Purely syntactic: tree-sitter parses source into AST, ctags builds a symbol index, grep matches regex across files. They are fast, deterministic, and answer “where is this symbol?” — not “what answers this question?”.
| Dimension | Tree-sitter / ctags / grep | NeuralMind |
|---|---|---|
| Query type | Exact / regex / symbol name | Natural language (“how does auth work”) |
| Underlying signal | Syntax | Syntax (via graphify) + semantic embeddings |
| Output | List of matches | Structured, token-budgeted context for an LLM |
| Agent integration | You parse results yourself | MCP server + PostToolUse hooks |
| Handles synonyms / paraphrase | No | Yes (embedding similarity) |
| Dependencies | Minimal | ChromaDB |
| Offline | Yes | Yes |
They are complementary.

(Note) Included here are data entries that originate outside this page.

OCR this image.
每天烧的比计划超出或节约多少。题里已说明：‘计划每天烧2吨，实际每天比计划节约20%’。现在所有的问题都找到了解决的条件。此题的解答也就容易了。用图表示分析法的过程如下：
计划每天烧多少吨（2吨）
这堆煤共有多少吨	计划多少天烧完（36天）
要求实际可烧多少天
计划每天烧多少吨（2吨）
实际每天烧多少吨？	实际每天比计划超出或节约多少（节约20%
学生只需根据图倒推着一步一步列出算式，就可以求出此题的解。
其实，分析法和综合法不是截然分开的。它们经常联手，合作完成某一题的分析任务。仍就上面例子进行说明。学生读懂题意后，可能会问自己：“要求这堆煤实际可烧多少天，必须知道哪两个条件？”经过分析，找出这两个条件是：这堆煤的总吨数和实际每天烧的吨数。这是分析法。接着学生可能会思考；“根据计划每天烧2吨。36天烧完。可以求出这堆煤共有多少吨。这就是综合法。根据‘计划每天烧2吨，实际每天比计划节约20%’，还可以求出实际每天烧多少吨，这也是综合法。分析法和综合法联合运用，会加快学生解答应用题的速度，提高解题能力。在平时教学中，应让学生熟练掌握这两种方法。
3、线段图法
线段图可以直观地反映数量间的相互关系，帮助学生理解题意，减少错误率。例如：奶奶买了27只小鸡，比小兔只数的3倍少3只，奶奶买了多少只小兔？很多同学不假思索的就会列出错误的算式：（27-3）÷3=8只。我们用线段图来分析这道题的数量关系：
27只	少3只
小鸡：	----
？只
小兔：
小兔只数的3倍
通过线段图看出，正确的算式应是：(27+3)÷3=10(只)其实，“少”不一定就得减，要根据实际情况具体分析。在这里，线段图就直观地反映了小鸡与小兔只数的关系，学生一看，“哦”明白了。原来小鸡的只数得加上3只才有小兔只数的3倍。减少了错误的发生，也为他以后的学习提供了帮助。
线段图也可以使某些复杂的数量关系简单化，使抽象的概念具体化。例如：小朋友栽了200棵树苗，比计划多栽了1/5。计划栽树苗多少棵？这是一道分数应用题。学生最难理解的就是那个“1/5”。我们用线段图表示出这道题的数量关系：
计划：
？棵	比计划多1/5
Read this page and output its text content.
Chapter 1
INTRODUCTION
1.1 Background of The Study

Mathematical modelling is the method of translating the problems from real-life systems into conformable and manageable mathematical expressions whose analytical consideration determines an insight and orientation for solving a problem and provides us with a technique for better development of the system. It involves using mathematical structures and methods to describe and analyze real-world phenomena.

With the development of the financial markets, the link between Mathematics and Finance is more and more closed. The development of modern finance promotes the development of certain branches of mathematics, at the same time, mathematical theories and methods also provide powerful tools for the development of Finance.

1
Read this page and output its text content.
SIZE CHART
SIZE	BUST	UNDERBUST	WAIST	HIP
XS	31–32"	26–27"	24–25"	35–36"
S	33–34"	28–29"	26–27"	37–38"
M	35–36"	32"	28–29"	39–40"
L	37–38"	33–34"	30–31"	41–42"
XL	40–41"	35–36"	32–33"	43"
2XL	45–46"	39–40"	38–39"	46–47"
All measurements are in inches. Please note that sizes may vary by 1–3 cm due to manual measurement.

NeuralMind’s search command gives you ranked semantic results; grep gives you every literal hit. Most real agent loops benefit from both — which is why NeuralMind’s PostToolUse hooks leave Grep output intact (just capped at 25 matches) rather than replacing it.
If you want NeuralMind’s output shape (skeletons, clusters) without embeddings, the graphify knowledge graph alone already provides ~33x token reduction with zero ML dependencies. NeuralMind adds semantic retrieval on top, trading a ChromaDB dependency for stronger recall on paraphrased queries.